I understand it is a mental illness, but he never goes to the doctor, and they support each other in their mental illnesses. He doesn't know right from wrong, but does think we are out to get him. He has been watching a lot of conspiracy theories lately, but she also believes them now which is why it is strange. Also up until yesterday he hated my other sibling, now all of a sudden he loves my other sibling, but I know now it is not real love.

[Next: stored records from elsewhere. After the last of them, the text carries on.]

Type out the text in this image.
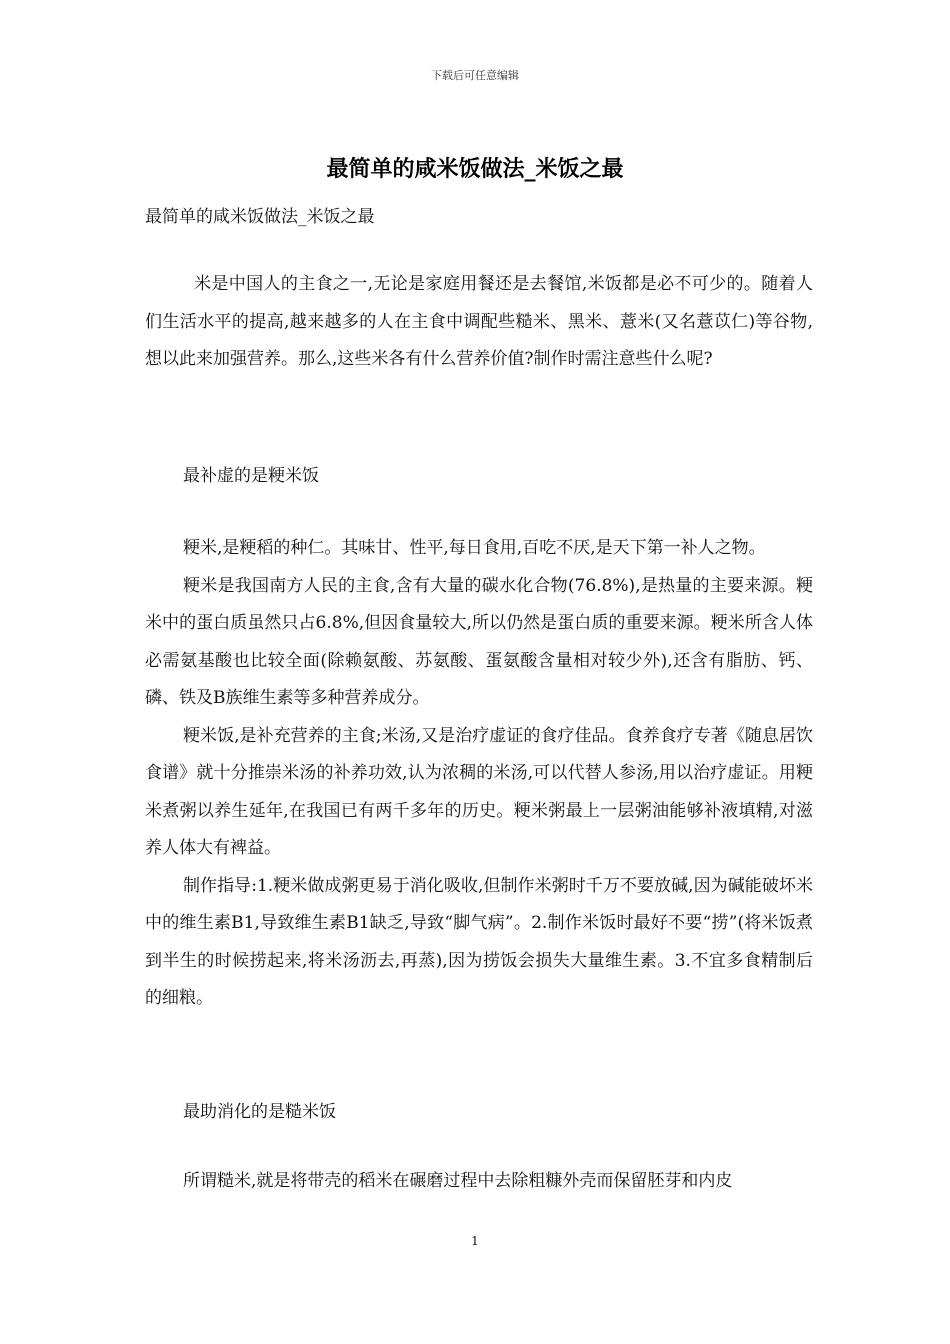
下载后可任意编辑
最简单的咸米饭做法_米饭之最
最简单的咸米饭做法_米饭之最

米是中国人的主食之一,无论是家庭用餐还是去餐馆,米饭都是必不可少的。随着人们生活水平的提高,越来越多的人在主食中调配些糙米、黑米、薏米(又名薏苡仁)等谷物,想以此来加强营养。那么,这些米各有什么营养价值?制作时需注意些什么呢?

最补虚的是粳米饭

粳米,是粳稻的种仁。其味甘、性平,每日食用,百吃不厌,是天下第一补人之物。

粳米是我国南方人民的主食,含有大量的碳水化合物(76.8%),是热量的主要来源。粳米中的蛋白质虽然只占6.8%,但因食量较大,所以仍然是蛋白质的重要来源。粳米所含人体必需氨基酸也比较全面(除赖氨酸、苏氨酸、蛋氨酸含量相对较少外),还含有脂肪、钙、磷、铁及B族维生素等多种营养成分。

粳米饭,是补充营养的主食;米汤,又是治疗虚证的食疗佳品。食养食疗专著《随息居饮食谱》就十分推崇米汤的补养功效,认为浓稠的米汤,可以代替人参汤,用以治疗虚证。用粳米煮粥以养生延年,在我国已有两千多年的历史。粳米粥最上一层粥油能够补液填精,对滋养人体大有裨益。

制作指导:1.粳米做成粥更易于消化吸收,但制作米粥时千万不要放碱,因为碱能破坏米中的维生素B1,导致维生素B1缺乏,导致“脚气病”。2.制作米饭时最好不要“捞”(将米饭煮到半生的时候捞起来,将米汤沥去,再蒸),因为捞饭会损失大量维生素。3.不宜多食精制后的细粮。

最助消化的是糙米饭

所谓糙米,就是将带壳的稻米在碾磨过程中去除粗糠外壳而保留胚芽和内皮

1
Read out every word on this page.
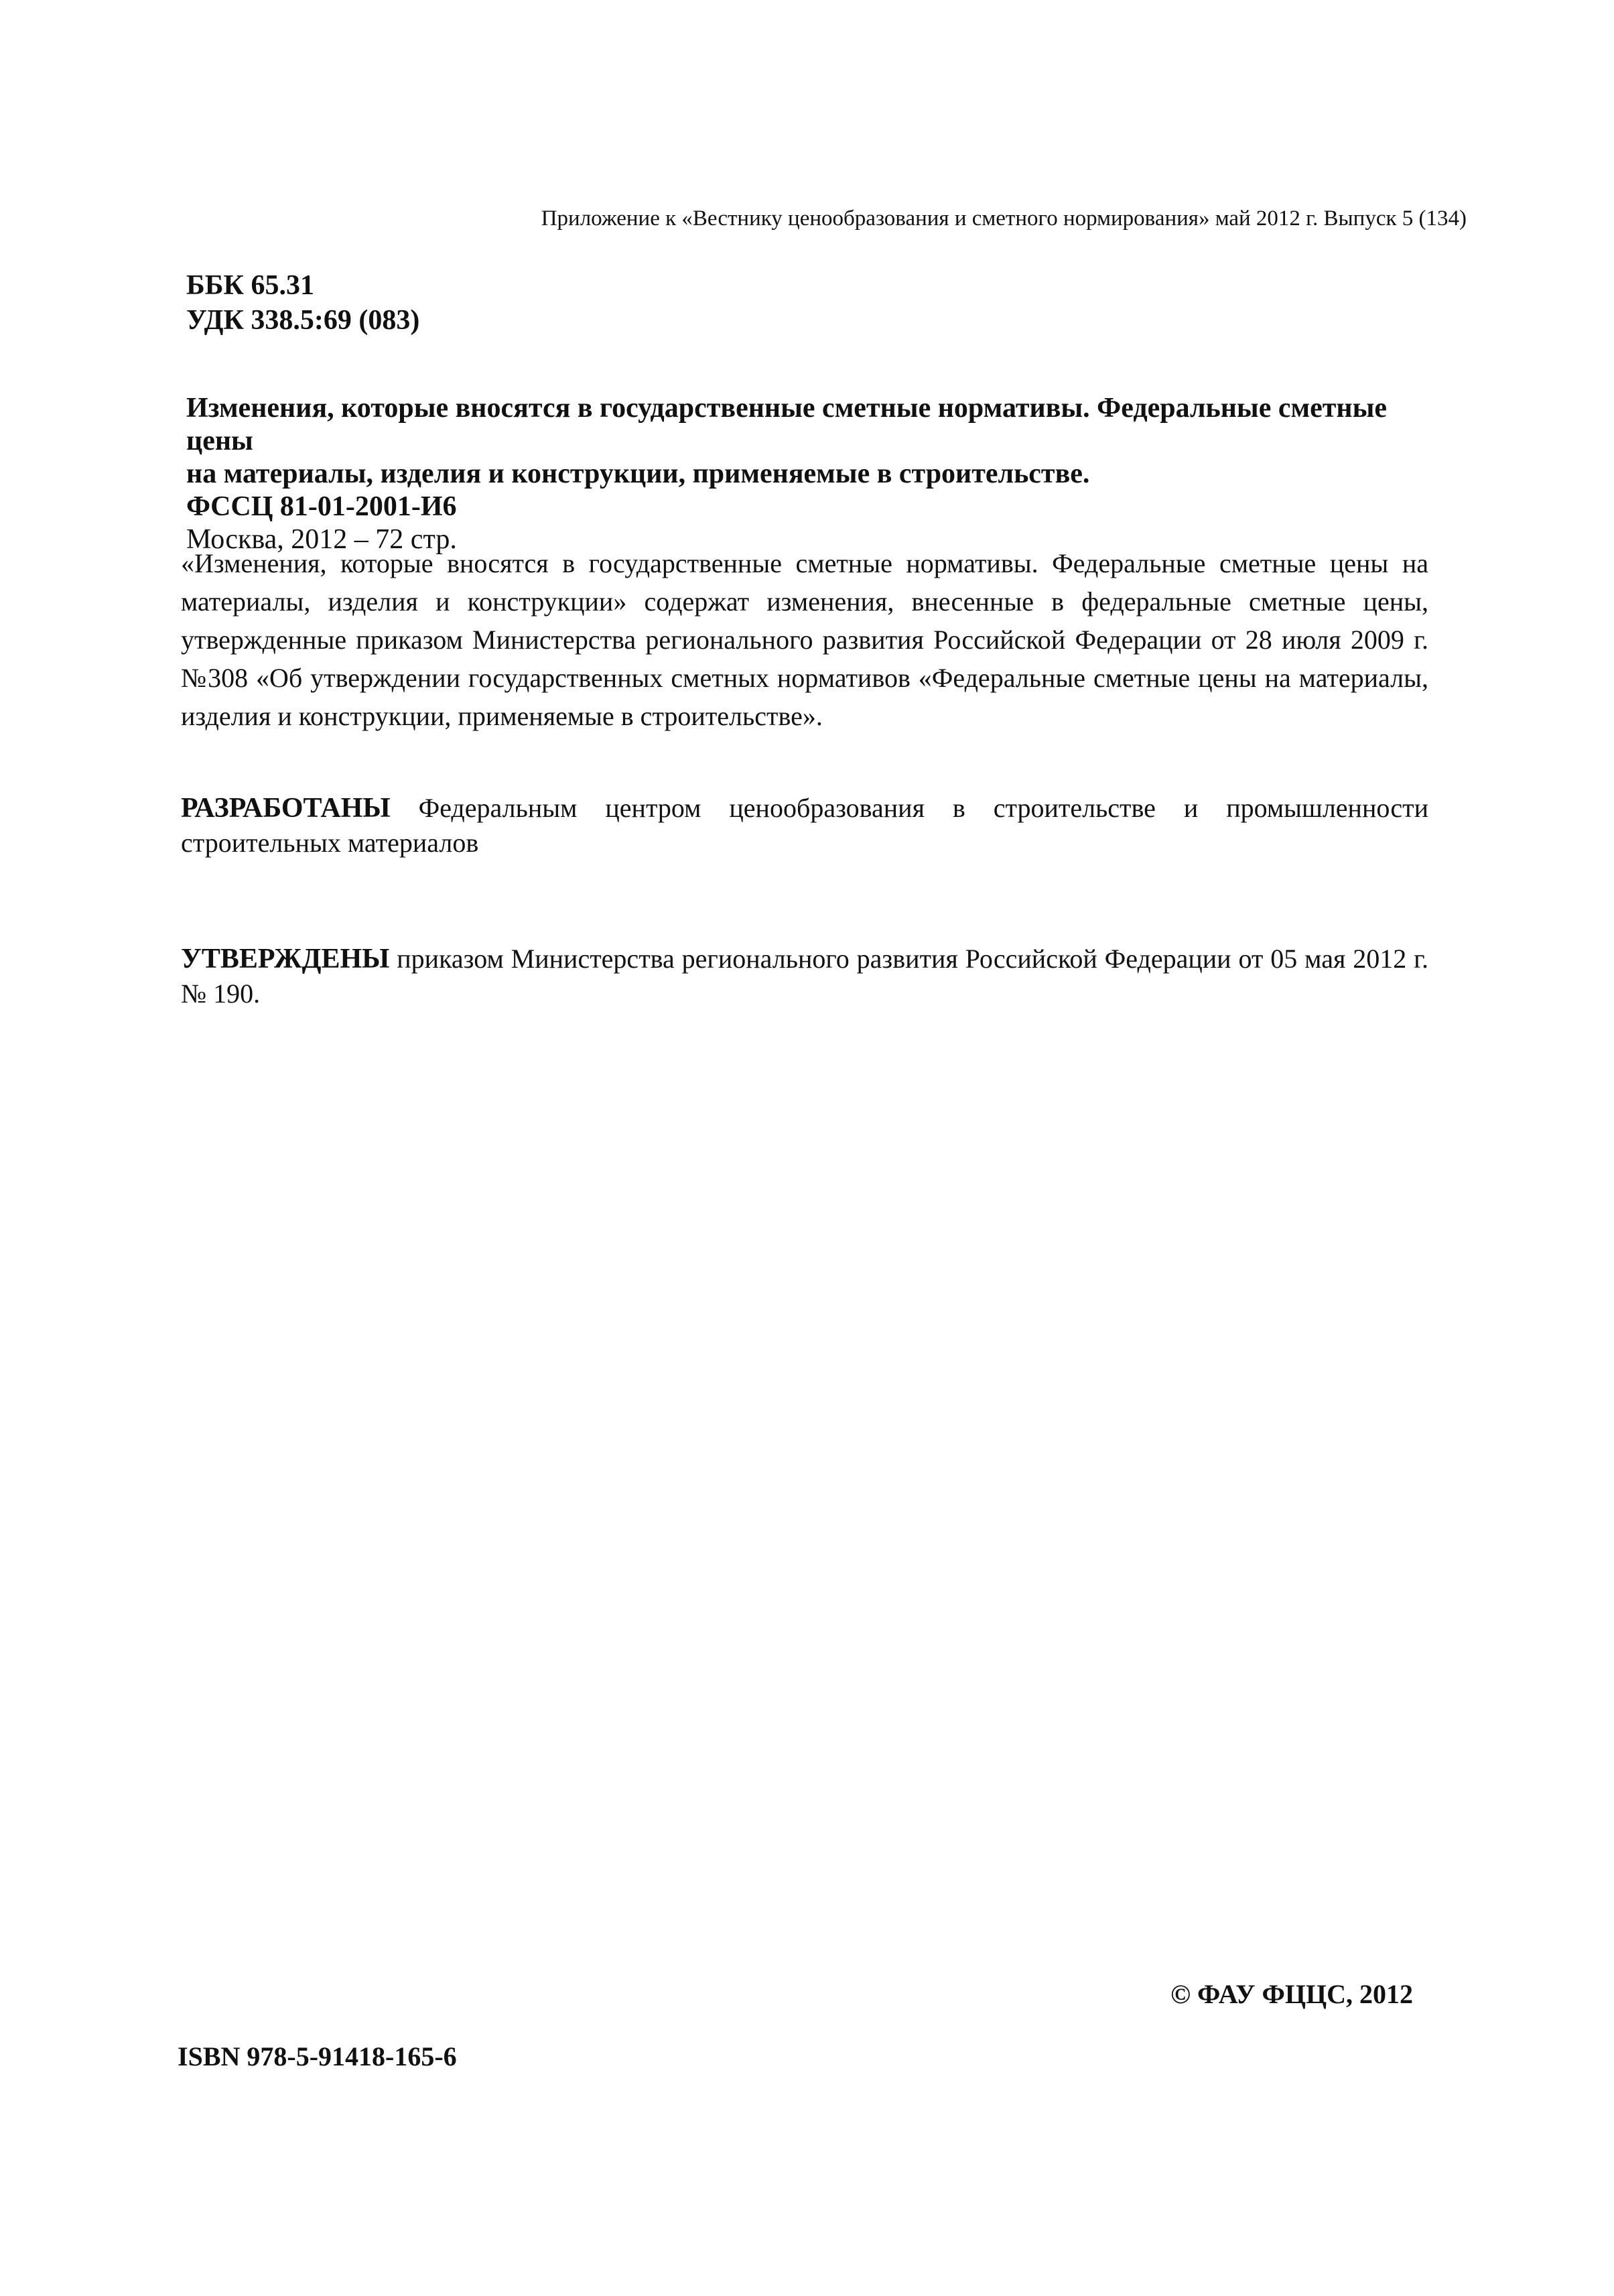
Приложение к «Вестнику ценообразования и сметного нормирования» май 2012 г. Выпуск 5 (134)
ББК 65.31
УДК 338.5:69 (083)
Изменения, которые вносятся в государственные сметные нормативы. Федеральные сметные цены
на материалы, изделия и конструкции, применяемые в строительстве.
ФССЦ 81-01-2001-И6
Москва, 2012 – 72 стр.
«Изменения, которые вносятся в государственные сметные нормативы. Федеральные сметные цены на материалы, изделия и конструкции» содержат изменения, внесенные в федеральные сметные цены, утвержденные приказом Министерства регионального развития Российской Федерации от 28 июля 2009 г. №308 «Об утверждении государственных сметных нормативов «Федеральные сметные цены на материалы, изделия и конструкции, применяемые в строительстве».
РАЗРАБОТАНЫ Федеральным центром ценообразования в строительстве и промышленности строительных материалов
УТВЕРЖДЕНЫ приказом Министерства регионального развития Российской Федерации от 05 мая 2012 г. № 190.
© ФАУ ФЦЦС, 2012
ISBN 978-5-91418-165-6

I feel like all my life also when I lived on my own I was stalked by someone like my father, whether a female or male who wanted to break me down and force me into homelessness, drugs and prostitution, but I resisted and was fine, however this is not good for me. Is this domestic violence too? Or what do you think it is? Where my parents it is against the law not to support an adult child in difficulty or who is studying and they are not doing it, however, in all honesty all my life was like this. My mother started calling me a "whore" randomly too, it was a bit crazy, but I am a bit worried about their behaviour and I did get scared by both, although more my dad, as he has not even the slightest empathy, and it was pretty shocking. The men in this country treat all women like prostitutes, so I can understand but it's a bit sick that he sees me as a prostitute. I have two doctorates. Am I dealing with a psychotic schizophrenic or what? He even said he is going to tell the police that he beat me and that he is going to get away with it too and that he is going to tell them I am mentally ill for hurting his pride. He even said I "provoked the beatings" in the past, when all I did was criticising him for continuously putting me down. Idk who he talks to online he checks conspiracy theory sites, but the issue is my mother is a bit dumm too and she doesn't understand he is a dumm, and he is putting our lives in danger. I can't believe they can't be parents and protect children adult and young at all. I always looked out for myself and siblings because they failed to do it, and it was exhausting, and they even wanted us to look out for them, but they will kill you if they could just because they don't want to be a parent.